Mafia'S Favorite Girl

Mafia'S Favorite Girl
Bab 53



Sebalum membuka pintu Anand mengintip siapa yang datang selain dirinya dan juga Zey. Ternyata hanyalah seorang pengantar paket makanan. Lia pun baru mengingatnya kalau dirinya baru saja memesan makanan.


“Oh iya maaf, aku yang mesan itu” ucap lia sambil tersenyum


Zey menghela nafasnya melihat sikap Lia yang dari dulu tidak pernah berubah, dia adalah Lia yang Zey kenal selama ini.


“Sekarang aku ingin menanykannya kepada kamu Lia.”ucap Zey menunjuk Lia. Lia menjadi kaku karna Zey menatapnya.


“Selama ini kamu kemana, kenapa kamu sampai tinggal disini ? benarkan kalau kamu di sembunyikan sama orang ini?” ucap Zey dengan menatap sambil menunjuk Anand.


Anand pun mulai kesal adanya sikap Zey yang selalu menuduhnya.


“Hati-hati kamu Zey. Jangan sampai aku mematahkan rahangmu Zey.”


“Kenapa kamu marah seharusnya kan aku yang marah bukan kamu, karna kamu sudah mempermainkan aku dengan menyembunyikan Lia di apartemenmu”


“Aku tau siapa di balik ini semua Zey.”


“Siapa Anand ? katakan padaku aku akan membuat perhitungaan dengannya” ucap Zey dengan bersemangat. Sedangkan Lia menahan tawa melihat Zey


“Kamu yakin ingin menemuinya?”


“Iya aku yakin, saat ini aku sangat marah Anand siapa yang berani mempermainkan kita dengan menyembunyikan Lia di sini dan menyembunyikan Lia masih hidup.”


“Stop...!! aku akan jelaskan semua” ucap Lia agar Anand dan Zey berhenti berdebat


Lia pun menjelaskan dari awal dirinya masih hidup dan siapa di balik semua itu namun Lia tidak memberitahukan siapa orang itu, karna dirinya menghormati seseorang yang membantunya dari kematian.


Setelah menjelaskan panjang lebar akhirnya zey pun berhenti menuduh Anand.


“Aman tuan”


Dengan melihat Lia dan Anand bertemu sekarang tuan Robert harus berhati-hati mengawasi putranya dan juga Lia. Dengan adanya kembali Lia musuh yang selama ini ingin membunuh Lia. Akan mengejar Lia lagi.


Waktu menunjukan pukul empat sore, Zey mengajak Lia untuk pergi bersamanya, namun saat ini Anand tidak bisa bergabung dengan mereka karna dirinya menyiapkan sesuatu untuk bisnisnya, ia tidak mau kehilangan senjatanya kesekian lagi.

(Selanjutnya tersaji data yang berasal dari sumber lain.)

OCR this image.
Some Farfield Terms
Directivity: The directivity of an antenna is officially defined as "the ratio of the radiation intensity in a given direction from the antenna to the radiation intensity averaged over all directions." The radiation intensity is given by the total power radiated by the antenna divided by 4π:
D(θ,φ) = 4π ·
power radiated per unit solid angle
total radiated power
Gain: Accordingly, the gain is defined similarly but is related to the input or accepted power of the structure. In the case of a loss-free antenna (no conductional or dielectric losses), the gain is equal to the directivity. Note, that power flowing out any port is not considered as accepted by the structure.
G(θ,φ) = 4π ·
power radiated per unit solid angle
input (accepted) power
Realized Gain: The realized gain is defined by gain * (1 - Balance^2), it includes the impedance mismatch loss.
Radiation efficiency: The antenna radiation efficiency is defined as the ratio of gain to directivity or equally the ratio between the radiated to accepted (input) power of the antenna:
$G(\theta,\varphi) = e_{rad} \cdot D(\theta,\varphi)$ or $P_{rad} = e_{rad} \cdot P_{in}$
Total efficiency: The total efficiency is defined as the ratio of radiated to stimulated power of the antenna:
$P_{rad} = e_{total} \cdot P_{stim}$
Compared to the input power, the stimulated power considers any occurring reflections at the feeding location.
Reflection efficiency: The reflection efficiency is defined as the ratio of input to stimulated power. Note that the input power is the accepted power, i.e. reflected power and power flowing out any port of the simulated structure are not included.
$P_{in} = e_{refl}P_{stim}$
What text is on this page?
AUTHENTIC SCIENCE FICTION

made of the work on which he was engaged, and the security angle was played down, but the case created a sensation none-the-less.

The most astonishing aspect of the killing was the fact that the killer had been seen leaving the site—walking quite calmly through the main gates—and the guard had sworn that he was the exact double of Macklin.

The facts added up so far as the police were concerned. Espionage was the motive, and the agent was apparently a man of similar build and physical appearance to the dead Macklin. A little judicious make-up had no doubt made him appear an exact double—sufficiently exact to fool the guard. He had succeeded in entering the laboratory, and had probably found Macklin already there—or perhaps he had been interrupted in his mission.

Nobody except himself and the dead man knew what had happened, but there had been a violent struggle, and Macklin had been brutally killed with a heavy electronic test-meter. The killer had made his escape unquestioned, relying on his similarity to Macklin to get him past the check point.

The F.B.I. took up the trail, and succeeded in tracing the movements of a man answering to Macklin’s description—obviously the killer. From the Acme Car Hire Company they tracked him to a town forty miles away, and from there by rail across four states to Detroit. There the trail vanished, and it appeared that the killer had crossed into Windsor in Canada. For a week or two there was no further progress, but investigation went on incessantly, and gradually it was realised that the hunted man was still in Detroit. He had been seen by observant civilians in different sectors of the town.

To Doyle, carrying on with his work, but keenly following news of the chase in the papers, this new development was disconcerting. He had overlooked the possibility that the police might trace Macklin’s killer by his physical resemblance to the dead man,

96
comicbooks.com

Saat ini Zey dan Lia sedang jalan-jalan bersama ke toko, resstoran dan juga nonton ke bioskop. Menuju ke restoran tiba-tiba seseorang dari jauh terus menatap kearah Lia dan Zey.


“Bu,..!!” panggil serena


“Ada apa serena, ibu lagi sibuk” ucap Amira dengan terus melihat-lihat baju yang akan dia beli.


“Bu au melihat Lia di sana” ucap serena dengan memberitahukan ke ibunya.


“Kamu jangan asal bicara Serena, Lia udah lama meninggal dan melihat rumah itu kebakaran tidak mungkin Lia akan selamat. “


“Tapi bu, itu beneran Lia” ucap Serena dengan sedikit takut


Mendengar putrinya terus menyebutkan telah melihat Lia. Akhirnya dengan penasaran Amira berbalik dan menatap ke arah Lia dan Zey. Setelah membuktikan bahwa ucapan Serena putrinya betul tubuh Amira seketika menjadi kaku dan gemetar.


“Bagaimana ini bisa terjadi, sudah benar-benar kalau rumah itu terbakar dengan api besar tapi kenapa dia masih berdiri sini”


“benarkan apa yang serena katakan, kalau itu Lia”


“Tapi bagaimana ini bisa terjadi, trus mayat yang mereka temukan waktu itu milik siapa” Amira bertanya-tanya.


Amira mengambil handphone miliknya di dalam tas, ia ingin menelfon seseorang dan memberitahukan kalau dirinya baru saja bertemu dengan Lia putri tirinya itu.